To look at Amy Bloom you might not guess she once went on ‘A Cruise to Nowhere’ with 40 cross dressers and their wives. You also might not guess she has been a barmaid, a psychotherapist and the server of canapés and drinks (carafes of vodka) to the Yiddish Opera cast.
“I don’t think psychotherapy and being a barmaid are so different: it’s people with some degree of distress talking to you, and they’re paying you” – Amy Bloom
The attraction of Bloom’s writing is, like one of the prisms she describes when talking about her linked short stories, if you held her writing up to the light, you would see many sides and angles and hidden depths; and this what makes her writing so beautiful. Oh, and writing about orgies. More on that later.
When asked by an editor at the New Yorker what non-fiction topic she’d like to write about, Bloom suggested her children or gardening or tennis. Or female to male transsexuals. Guess which one got made into a book? But seriously, her non-fiction book Normal began with a conversation and became an important voice for those in the margins: transsexuals, cross-dressers and hermaphrodites. Bloom often finds herself asking “What’s it to you? Why are people so disarmed about the enormous range of human society?”
“There are pink flowers and blue flowers but if you look around there is such a huge variegated bouquet” – Amy Bloom.
Bloom taught creative writing at Yale and is currently writer in residence at Wesleyan University in Connecticut. Bloom believes you can’t teach talent or experience, but you can teach the difference between a good sentence and a bad one.
“I know better now that a 21-year-old hot mess might just surprise me by coming out with something great at 31 or 41” – Amy Bloom
For the writers in the audience she had sage advice, all of which I scribbled down. She talked of people and language being the most compelling things. To shut up and listen. To write of the stuff that matters to you, in great detail, and to move things along. To write the gap between what people say and what they feel; “the gap between the street and the sidewalk”.
It is fascinating to hear of how a story goes from an idea, an image, to becoming something. Bloom spoke of her “doting Jewish—yet remarkably indifferent—father” lowering his newspaper to tell his 11-year-old daughter about a woman who walked to Russia. Forty years later, the story ended up as Away (2007).

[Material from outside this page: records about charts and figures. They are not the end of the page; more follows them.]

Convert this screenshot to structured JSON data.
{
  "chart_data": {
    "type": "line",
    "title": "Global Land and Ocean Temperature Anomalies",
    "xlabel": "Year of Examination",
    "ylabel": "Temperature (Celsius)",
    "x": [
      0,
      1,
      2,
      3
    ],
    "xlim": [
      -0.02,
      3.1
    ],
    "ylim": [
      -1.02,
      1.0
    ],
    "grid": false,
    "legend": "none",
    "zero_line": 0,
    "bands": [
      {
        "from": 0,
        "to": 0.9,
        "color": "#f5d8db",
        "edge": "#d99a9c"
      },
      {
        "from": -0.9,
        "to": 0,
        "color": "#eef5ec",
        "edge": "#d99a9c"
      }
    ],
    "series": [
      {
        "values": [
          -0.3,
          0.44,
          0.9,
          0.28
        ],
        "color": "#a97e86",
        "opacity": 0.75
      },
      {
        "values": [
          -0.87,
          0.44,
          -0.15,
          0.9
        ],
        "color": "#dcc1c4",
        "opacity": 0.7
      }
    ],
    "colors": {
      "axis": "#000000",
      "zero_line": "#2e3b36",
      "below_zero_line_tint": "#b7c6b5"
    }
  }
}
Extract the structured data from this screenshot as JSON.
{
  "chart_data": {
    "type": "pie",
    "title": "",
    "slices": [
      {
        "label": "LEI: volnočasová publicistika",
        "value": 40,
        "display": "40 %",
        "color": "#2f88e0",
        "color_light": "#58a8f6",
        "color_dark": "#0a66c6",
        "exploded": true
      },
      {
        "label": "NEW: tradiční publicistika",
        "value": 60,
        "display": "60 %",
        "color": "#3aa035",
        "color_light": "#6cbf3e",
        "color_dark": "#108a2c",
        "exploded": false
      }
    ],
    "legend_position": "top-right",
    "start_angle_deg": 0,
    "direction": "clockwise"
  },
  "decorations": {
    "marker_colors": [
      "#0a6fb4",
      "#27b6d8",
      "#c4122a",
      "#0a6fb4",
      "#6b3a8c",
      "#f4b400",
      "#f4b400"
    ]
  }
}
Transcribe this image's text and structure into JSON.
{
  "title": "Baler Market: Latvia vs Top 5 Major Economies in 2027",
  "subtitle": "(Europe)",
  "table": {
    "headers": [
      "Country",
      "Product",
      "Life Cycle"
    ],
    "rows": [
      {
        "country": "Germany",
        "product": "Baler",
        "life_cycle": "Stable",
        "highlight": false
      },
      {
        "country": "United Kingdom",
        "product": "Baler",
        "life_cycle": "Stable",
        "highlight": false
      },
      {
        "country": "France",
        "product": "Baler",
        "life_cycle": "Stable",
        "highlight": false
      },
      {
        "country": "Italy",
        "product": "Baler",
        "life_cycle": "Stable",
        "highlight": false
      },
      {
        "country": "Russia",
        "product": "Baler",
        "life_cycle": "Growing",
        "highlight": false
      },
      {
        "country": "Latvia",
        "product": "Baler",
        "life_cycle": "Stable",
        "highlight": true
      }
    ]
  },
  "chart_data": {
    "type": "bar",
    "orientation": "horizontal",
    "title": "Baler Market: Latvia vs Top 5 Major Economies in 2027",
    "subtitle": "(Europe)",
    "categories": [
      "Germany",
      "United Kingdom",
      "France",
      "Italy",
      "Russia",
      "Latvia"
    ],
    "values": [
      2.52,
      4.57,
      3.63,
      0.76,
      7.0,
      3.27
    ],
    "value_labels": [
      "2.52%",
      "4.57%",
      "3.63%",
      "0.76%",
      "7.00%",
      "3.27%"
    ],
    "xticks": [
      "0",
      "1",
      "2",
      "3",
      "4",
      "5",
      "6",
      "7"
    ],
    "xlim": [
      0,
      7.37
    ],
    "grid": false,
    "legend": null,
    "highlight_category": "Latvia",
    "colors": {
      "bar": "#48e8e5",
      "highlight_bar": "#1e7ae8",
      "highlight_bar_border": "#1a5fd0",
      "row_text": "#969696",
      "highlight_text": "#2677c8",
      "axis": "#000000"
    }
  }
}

I first discovered Bloom through short story, Silver Water. The image of Violet crouched beside her sister Rose, “huge and white in the moonlight” will stay with me forever (read it!). Silver Water showed me the immense power of the short story. Lucky us, her collected stories comes out later this year. Click through to read my review on her amazing latest book Lucky Us.
“In a short story a bad sentence stands out like a missing tooth. You don’t have time to recover from that” – Amy Bloom
Okay, so back to those orgies. Carole Beu (The Women’s Bookshop) had a gorgeous rapport with Bloom, and managed to get her to read the entire lesbian orgie scene from Lucky Us. It was hilarious and beautiful and, magnified by Blooms husky drawl, made us all want to be slurping oysters and sipping champagne with Iris and Rose.
Amy Bloom appeared at the Auckland Writers Festival, Friday 16th May, 2015.